3 Yehova ve Krallık hakkında konuşmaya daima hazır olmalıyız (Mat. 24:14; Romalılar 10:14’ü okuyun). Bu şekilde İsa’yı örnek almış oluruz. İsa’nın yeryüzüne gelmesinin başlıca amaçlarından biri insanlara Babasıyla ilgili hakikati anlatmaktı (Yuhn. 18:37). Fakat unutmayalım ki, nasıl konuştuğumuz da çok önemlidir. Başkalarıyla Yehova hakkında konuşurken bunu “yumuşak başlı bir tutumla ve derin saygıyla” yapmalıyız; karşımızdaki kişinin duygularını ve inançlarını dikkate almalıyız (1. Pet. 3:15). Bu şekilde, konuşmaktan fazlasını yapmış oluruz. Kişinin Yehova’yı tanımasına yardım ederiz ve belki de yüreğine erişebiliriz.

4. Özdeyişler 9:9’un da gösterdiği gibi, sözlerimiz başkalarına nasıl yardım edebilir?

4 İhtiyarlar bir kardeşin öğüde ihtiyacı olduğunu gördüklerinde konuşmaktan çekinmemeli. Elbette kardeşi utandırmamak adına, konuşmak için doğru zamanı seçmeliler. Kişiyle baş başa konuşacakları bir ortam oluşana dek beklemeleri gerekir. İhtiyarlar sözleriyle karşılarındaki kişinin onurunu zedelememeye her zaman dikkat ederler. Bununla birlikte, kardeşlerin hikmetli davranmasına yardım edecek Kutsal Kitap ilkelerini onlarla paylaşmaktan geri durmazlar (Özdeyişler 9:9’u okuyun). Gerektiğinde konuşma cesareti göstermemiz neden çok önemlidir? Birbirinden çok farklı davranmış iki kişinin durumuna bakalım. Onlardan biri oğullarının yanlışını düzeltmesi gereken bir adam, diğeri de ileride kral olacak birine yanlış bir karar verdiğini söylemesi gereken bir kadın.

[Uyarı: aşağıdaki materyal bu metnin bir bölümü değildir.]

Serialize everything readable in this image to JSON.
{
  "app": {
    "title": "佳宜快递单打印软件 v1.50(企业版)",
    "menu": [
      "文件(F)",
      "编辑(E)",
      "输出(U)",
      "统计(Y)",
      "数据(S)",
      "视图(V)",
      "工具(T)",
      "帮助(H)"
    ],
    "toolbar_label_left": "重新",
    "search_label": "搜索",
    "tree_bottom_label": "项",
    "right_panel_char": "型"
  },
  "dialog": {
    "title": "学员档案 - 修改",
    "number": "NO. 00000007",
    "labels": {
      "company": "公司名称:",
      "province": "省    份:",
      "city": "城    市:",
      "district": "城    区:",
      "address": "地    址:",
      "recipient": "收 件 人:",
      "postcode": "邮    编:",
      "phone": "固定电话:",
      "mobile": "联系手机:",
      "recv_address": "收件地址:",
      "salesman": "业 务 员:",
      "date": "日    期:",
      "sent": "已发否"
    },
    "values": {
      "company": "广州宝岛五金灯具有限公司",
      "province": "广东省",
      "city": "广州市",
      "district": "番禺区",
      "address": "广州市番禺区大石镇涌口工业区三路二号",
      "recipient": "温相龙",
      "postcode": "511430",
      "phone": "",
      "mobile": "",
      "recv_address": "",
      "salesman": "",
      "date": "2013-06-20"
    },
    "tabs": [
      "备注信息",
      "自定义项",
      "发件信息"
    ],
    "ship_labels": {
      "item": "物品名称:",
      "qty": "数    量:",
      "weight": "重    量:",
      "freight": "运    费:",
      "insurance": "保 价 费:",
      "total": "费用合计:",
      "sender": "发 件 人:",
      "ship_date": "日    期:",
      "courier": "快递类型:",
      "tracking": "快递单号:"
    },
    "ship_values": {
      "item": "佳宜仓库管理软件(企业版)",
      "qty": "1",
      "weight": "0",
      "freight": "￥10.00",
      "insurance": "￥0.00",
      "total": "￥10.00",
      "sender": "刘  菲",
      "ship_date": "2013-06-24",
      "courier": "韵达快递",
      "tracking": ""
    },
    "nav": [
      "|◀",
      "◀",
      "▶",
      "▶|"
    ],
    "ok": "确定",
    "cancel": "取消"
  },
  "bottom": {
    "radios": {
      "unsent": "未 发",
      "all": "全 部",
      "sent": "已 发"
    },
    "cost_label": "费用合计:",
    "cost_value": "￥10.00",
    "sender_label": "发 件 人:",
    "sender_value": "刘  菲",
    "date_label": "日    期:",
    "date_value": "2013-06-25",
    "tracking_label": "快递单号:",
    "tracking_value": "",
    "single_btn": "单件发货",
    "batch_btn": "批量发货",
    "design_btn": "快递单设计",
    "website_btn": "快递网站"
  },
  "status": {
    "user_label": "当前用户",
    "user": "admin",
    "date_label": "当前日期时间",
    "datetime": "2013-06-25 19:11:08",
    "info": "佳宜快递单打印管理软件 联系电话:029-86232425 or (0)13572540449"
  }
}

5. Başkâhin Eli hangi durumda konuşması gerekirken konuşmadı?

5 Başkâhin Eli’nin çok sevdiği iki oğlu vardı. Ne var ki, bu adamlar Yehova’ya saygı duymuyordu. Onlar önemli bir sorumluluk taşıyorlardı, Toplanma Çadırında kâhindiler. Fakat yetkilerini kötüye kullandılar, Yehova’ya getirilen sunulara kesinlikle saygıları yoktu ve hiç utanmadan cinsel ahlaksızlık yapıyorlardı (1. Sam. 2:12-17, 22). Musa Kanununa göre Eli’nin oğulları ölümü hak ediyordu. Fakat Eli aşırı hoşgörülü davranarak, yumuşak bir şekilde onlara hatalı olduklarını söylemekle yetindi ve Toplanma Çadırındaki hizmetlerine devam etmelerine izin verdi (Tekr. 21:18-21). Yehova Eli’nin tutumu hakkında ne düşündü? Ona şöyle dedi: “Neden böyle yapıp oğullarını Benden çok sayıyorsun?” Yehova o iki kötü adamı öldürmeye karar verdi (1. Sam. 2:29, 34).

6. Eli’den hangi dersi alıyoruz?

6 Eli’den önemli bir ders alıyoruz. Eğer bir arkadaşımızın ya da akrabamızın Yehova’nın kanununu çiğnediğini öğrenirsek, onunla konuşmalı ve Yehova’nın standartlarını ona hatırlatmalıyız. Ardından Yehova’nın tayin ettiği kişilerden yardım aldığından emin olmalıyız (Yak. 5:14). Asla Eli gibi davranmayı ve bir arkadaşımızı ya da akrabamızı Yehova’dan daha çok saymayı istemeyiz. Yanlış davranışta bulunan biriyle konuşmak cesaret ister, ama çabamıza değer. Şimdi Abigail isimli İsrailli bir kadının Eli’den ne denli farklı davrandığına bakalım.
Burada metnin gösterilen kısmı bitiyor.